The National Association of Realtors released the data on sales of existing homes in October Tuesday. They were up a bit, half a percent, the first increase in eight months. But why is that number important?

Monthly sales of existing homes provide a fairly clear snapshot of the health of the housing market. That’s because most of the action in real estate is in existing homes rather than in new ones. When sales volume slumps, as it has for nearly a year, it means something fundamental is keeping potential buyers and sellers from making deals.

Usually it's higher interest rates, and the cost of borrowing has played a role in the current slowdown. The average fixed rate 30-year mortgage is now 6.2 percent — not bad, but still more than a full percent higher than the rock bottom rates at the peak of the boom. Higher rates helped let the air out of the overheated housing market, but they but weren't the only factor. After several years of double-digit annual growth in many markets, lots of buyers pulled back, deciding prices were just too rich. Many would-be sellers wouldn't budge on stratospheric asking prices.
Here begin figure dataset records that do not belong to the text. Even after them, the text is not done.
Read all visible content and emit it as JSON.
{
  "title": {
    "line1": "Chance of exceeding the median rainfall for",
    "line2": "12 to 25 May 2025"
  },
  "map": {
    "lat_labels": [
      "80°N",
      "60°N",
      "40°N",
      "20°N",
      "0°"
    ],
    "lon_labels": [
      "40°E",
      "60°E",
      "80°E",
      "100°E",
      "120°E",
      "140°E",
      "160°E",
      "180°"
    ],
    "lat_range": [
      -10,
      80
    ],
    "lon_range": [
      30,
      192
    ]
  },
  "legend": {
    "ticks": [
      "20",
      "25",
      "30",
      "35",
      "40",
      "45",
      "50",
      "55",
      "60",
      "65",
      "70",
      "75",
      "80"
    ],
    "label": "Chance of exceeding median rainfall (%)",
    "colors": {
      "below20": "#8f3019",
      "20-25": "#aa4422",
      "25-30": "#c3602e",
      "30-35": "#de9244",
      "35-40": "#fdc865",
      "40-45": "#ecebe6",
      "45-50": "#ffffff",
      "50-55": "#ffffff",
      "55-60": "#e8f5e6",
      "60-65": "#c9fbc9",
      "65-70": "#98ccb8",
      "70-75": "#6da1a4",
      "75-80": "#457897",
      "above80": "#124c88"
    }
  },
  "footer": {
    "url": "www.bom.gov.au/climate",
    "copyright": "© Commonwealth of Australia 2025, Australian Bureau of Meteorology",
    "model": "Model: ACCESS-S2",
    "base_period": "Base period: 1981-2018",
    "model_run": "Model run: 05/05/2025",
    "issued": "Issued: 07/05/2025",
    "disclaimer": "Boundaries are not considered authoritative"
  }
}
The result: gridlock in the housing market.

Has that gridlock eased, or were the October sales numbers an aberration? By a nearly two-to-one margin, 49 economists recently surveyed by WSJ.com said the worst of the housing bust is over. But most still expect average home prices to fall next year.

Prices are steadily tumbling. The National Association of Realtors also reported today that the median sales price in October was $221,000 — a fall of 3.5 percent from a year ago. Home prices compared to the previous year have now fallen for three straight months, an unprecedented string of declines.

But those lower prices may be luring some buyers back into the market. And they may help explain why the pace of sales picked up in October.